Responsibility for designs may lead to liability.
The Superior Court Decision
The initial case, Coghlin Electrical Contractors, Inc. v. Gilbane Building Company and Travelers & Surety Company of America, was dismissed on the basis that Gilbane, a contractor, could not file a third party claim against the Massachusetts Division of Capital Asset Management and Maintenance. Gilbane, a construction management at risk firm, had taken responsibility under a contract on a Chapter 149A project, according to the decision by the Massachusetts Superior Court in 2014.
Case Specifics
DCAMM contracted with Gilbane to build a psychiatric unit in Worcester. Ellenzweig Associates were hired to design the project, and Gilbane subcontracted Coghlin Electrical Contractors to provide electrical construction. Coghlin made design changes and gave them to Gilbane. In addition, the design changes were given to Ellenzweig and DCAMM. The three were unable to come to a successful resolution on the changes, and Coghlin filed suit against Gilbane for $5 million. Gilbane, as a third-party plaintiff, filed a claim against DCAMM. In line with the responsibility assumed by the CMR firm as well as its obligation to hold DCAMM harmless, the Superior Court decided to uphold DCAMM’s motion to dismiss.
Case Background
Construction projects in the past were structured as design-bid-build project delivery methods where the owner or agency contracted with a designer, then entertained bids from contractors followed by a building phase. The contractor became involved when construction began. In the 1990s, construction management at risk firms emerged, ones that placed responsibility for design with the construction manager at risk and away from the designer or owner of the project. The CMR is responsible for reviewing the design for constructability, provide project cost estimates and a construction schedule, reporting to the owner. The at-risk firm also negotiates the guaranteed maximum price and submits a new contract. In short, the CMR firm is responsible for the work that will be performed on the project.

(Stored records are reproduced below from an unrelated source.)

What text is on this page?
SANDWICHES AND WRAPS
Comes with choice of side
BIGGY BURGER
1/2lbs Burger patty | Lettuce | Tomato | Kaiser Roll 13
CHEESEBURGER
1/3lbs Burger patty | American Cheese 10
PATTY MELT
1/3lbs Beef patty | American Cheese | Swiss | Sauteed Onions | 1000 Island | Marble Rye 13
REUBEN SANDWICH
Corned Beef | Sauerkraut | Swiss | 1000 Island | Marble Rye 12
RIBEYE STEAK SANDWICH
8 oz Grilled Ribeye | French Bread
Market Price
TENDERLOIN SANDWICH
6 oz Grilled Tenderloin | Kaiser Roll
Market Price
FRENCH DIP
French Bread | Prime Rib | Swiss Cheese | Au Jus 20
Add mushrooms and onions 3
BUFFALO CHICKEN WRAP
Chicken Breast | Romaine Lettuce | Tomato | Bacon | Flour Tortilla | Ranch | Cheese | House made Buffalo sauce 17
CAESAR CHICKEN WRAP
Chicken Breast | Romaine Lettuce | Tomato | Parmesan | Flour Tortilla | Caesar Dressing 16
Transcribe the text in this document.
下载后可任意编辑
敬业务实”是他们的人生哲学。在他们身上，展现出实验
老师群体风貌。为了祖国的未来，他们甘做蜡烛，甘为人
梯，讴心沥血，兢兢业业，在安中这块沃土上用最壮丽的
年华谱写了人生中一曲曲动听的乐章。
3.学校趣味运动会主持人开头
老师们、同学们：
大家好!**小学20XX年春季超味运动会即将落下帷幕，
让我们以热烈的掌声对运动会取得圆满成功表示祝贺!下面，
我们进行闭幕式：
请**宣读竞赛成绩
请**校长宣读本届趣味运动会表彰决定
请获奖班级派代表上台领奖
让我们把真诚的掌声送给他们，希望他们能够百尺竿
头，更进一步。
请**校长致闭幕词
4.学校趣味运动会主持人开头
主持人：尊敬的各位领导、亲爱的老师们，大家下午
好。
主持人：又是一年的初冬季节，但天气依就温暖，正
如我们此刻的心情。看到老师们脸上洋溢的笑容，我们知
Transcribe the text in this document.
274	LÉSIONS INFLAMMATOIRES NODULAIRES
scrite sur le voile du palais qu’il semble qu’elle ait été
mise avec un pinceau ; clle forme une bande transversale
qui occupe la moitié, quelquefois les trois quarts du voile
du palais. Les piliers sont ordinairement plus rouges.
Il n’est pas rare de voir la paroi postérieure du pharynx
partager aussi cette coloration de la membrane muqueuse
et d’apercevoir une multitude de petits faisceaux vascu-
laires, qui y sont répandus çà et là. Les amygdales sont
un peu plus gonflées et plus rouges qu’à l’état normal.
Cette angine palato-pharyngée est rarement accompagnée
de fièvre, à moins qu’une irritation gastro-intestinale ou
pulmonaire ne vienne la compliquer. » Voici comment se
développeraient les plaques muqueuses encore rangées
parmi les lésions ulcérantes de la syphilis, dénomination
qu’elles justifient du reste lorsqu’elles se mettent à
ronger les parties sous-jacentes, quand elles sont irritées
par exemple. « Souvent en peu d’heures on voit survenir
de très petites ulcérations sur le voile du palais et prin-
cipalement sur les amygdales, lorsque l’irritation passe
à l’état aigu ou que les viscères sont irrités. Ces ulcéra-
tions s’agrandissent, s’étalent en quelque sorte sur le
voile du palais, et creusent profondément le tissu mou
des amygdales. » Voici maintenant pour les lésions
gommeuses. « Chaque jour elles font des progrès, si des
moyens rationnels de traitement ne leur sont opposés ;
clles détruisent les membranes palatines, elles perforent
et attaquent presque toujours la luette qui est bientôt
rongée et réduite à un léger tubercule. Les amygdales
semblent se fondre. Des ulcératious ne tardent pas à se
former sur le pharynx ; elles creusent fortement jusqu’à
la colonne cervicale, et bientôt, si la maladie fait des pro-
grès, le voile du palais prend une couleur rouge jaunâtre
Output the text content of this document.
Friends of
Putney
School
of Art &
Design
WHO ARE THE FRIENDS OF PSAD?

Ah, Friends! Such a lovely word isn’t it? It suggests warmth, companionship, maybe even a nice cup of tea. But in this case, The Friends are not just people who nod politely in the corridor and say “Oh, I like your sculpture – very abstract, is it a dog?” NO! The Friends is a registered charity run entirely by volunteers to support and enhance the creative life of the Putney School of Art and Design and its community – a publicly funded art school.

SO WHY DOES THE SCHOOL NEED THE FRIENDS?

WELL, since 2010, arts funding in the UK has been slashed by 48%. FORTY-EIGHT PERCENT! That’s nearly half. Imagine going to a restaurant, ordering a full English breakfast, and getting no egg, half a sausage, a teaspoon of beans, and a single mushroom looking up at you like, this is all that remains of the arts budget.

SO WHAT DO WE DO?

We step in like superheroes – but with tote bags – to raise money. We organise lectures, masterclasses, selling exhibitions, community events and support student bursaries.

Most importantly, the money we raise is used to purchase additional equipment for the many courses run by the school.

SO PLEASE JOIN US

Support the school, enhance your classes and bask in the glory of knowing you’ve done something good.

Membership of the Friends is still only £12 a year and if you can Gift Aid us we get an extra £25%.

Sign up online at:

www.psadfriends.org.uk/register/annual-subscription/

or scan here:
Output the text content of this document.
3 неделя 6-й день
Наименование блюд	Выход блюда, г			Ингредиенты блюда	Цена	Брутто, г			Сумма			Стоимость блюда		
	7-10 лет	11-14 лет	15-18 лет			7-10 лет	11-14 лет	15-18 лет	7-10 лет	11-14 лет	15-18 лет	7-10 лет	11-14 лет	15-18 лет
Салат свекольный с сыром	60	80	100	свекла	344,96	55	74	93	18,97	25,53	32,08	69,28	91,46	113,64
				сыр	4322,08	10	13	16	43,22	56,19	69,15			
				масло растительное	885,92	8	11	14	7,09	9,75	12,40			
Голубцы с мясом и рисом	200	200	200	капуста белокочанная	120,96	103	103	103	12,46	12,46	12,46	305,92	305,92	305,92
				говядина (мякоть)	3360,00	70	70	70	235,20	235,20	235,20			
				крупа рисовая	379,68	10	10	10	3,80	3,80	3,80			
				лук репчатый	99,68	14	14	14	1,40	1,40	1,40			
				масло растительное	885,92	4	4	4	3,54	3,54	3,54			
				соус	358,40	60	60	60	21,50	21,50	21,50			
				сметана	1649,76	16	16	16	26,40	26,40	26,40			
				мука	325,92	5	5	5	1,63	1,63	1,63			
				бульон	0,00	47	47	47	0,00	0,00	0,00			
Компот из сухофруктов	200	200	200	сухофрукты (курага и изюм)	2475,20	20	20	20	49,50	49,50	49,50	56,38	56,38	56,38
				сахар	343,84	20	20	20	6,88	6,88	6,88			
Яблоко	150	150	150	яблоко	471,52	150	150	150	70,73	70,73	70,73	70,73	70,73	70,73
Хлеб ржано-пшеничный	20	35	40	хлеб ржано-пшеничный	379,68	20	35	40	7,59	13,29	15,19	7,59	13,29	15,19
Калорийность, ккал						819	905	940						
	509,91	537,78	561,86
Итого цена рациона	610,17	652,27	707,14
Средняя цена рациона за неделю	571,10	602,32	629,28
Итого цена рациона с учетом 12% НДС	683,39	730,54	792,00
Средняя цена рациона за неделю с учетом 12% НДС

Massachusetts Superior Court Ruling
In June 2014, the court decided that Gilbane, as a CMR firm, was required to assume responsibility of the design modifications submitted by Coghlin Electrical. Gilbane reviewed the designs provided by Ellenzweig Associates. Although Gilbane had it written into the firm’s contract with DCAMM that Gilbane was not responsible for the designs despite reviewing them, the court maintained that under CMR rules the responsibility remained. In addition, since a CMR firm must indemnify the owner, Gilbane could not file a third-party claim against DCAMM. The case was brought to the Massachusetts Supreme Judicial Court and, on March 2, oral arguments were heard.
Massachusetts Supreme Judicial Court
Gilbane filed a notice of appeal in August 2014. Both DCAMM and Gilbane filed briefs. The American Council of Engineering and the Associated General Contractors of America submitted amicus briefs. If the SJC rules in favor of the decision by the lower court, the CMR firm will be liable for the project design.
A ruling to uphold the lower court’s decision in this case will place the burden of responsibility on a construction manager at risk for building design and free the designer and owner from liability. The assumption of responsibility and its subsequent potential for liability may influence the number of firms bidding for projects.